I'm a stranger in a strange gym.
I'm going with who I believe is the instructor (I later found out he
wasn't, so I don't know what his relationship to the gym is, if any at
all, to be clear). I don't want to make a bad impression by slamming a
toehold on, so I apply very little pressure at first. My partner
distinctly pauses, looks at it, and then reaches for my foot. This,
frankly, surprises me. I feel like my courtesy is being distinctly taken
advantage of. I briefly instinctively apply a little more pressure, but
am still afraid of applying enough pressure for it to be a real threat.
I feel my opponent's pressure increasing quickly. I try to untangle
quickly to tap, but as I'm releasing my arms, my foot makes a loud
POP sound, and I feel a lot of pain.
What would you do?
I'm
freaked out, and mostly just wanting to reassure myself that I'm not
maimed for life. He starts asking if it's ok, and I try to say 'I don't
know; I think so; I hope so', feeling it, testing it. It seems fine in
most positions. It isn't really sensitive to the touch in any obvious
way. I am initially optimistic that it's fine.
He
ambles away, and I sit there testing out my foot for a minute. It takes
me a while before I build up the courage to try applying a light
pressure on it in the direction of a toe hold, and instantly I notice
the intense sensitivity it has to that direction of motion.
I
kept rolling that day. It doesn't seem to interfere with training much,
except that if anyone shoots for an ankle lock on that foot, I treat it
with 100% paranoia. It feels a lot stiffer the next day, and while I
seem fine 98% of the time, every once in a while I accidentally put
weight on it in a way it doesn't like and experience shooting pain.
I've
never had a partner pull a joint lock on me to the point of injury. I
really expected a black belt to know better--especially one with so many
advantages on me. I remember sensing his frustration that I was giving
him a hard time, and believe his ego refused to let him tap to me, and
he saw countering me with a foot lock as his only way to avoid (in his
mind) humiliation. At the time, I assumed he was an instructor, as well,
doubly making me confident that he wouldn't hurt me, a potential
student/client, in his own gym.
Toeholds are widely
regarded with caution, along with a few other moves; because it is so
dangerous to push them to the limit, when one feels one, one generally
taps if the threat is at all credible, or moves to escape. A
counter-toehold without first escaping the toehold you are in seems, in
sparring, disingenuous, unless your opponent doesn't really have the
toehold at all; all things being equal, first person to get the toehold
wins, and this is not the type of submission that one should play
chicken with.
Regardless, however--if I am just
sparring and I have an armbar, and my opponent won't tap, I still don't
break his arm. And if letting go of that armbar means tapping, I'd still
rather tap than break his arm. Even if my toehold was completely
illegitimate, all else aside, I expected a black belt to understand
this.
Finally, I was doubly confident that one would not be willing to risk hurting a stranger visiting one's gym.

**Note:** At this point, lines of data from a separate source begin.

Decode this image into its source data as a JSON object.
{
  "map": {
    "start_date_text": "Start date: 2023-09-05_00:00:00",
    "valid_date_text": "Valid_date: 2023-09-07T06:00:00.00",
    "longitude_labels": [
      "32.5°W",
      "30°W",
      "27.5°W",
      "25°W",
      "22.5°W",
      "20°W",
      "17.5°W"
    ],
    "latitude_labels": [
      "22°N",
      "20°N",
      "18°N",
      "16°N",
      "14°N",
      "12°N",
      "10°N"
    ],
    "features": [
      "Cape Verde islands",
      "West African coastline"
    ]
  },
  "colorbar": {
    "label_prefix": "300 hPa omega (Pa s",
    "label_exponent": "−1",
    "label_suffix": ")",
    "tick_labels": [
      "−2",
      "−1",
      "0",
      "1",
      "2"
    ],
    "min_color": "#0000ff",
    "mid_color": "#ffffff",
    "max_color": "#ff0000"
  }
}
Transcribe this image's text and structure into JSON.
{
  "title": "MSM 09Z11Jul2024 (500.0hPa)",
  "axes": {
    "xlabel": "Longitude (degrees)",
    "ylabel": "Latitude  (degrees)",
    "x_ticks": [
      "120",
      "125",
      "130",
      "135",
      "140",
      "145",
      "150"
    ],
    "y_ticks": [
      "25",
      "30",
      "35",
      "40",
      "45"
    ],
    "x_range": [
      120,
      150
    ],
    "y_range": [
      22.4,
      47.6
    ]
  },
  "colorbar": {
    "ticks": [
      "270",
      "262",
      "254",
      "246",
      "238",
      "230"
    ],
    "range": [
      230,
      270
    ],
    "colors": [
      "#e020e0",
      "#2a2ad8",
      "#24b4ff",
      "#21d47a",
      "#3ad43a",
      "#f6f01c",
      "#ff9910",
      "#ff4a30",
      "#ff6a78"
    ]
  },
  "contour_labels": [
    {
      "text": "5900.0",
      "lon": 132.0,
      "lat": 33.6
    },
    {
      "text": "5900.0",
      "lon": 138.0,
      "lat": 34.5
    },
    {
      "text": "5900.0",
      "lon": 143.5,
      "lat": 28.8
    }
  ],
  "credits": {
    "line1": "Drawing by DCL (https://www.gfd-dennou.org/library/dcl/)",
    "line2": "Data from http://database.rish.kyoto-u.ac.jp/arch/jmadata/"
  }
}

I paid the price for these assumptions.
Please learn from my lesson. And what's more, consider this a reminder to treat toeholds with the caution they deserve.
---------
For
the record, the rest of my rolls were all friendly and fruitful. I
especially enjoyed a roll at the end of the day with a 1st degree black
belt named Carter, and wished I could roll with him more. Unfortunately,
I was informed that after the first free open mat and one free class,
the 'open mats' aren't really open and I would be expected to pay $20 to
come in.
I personally consider this against the spirit of the sport, though of course they are free to do as they please.
It does make the decision to not go back very easy, though.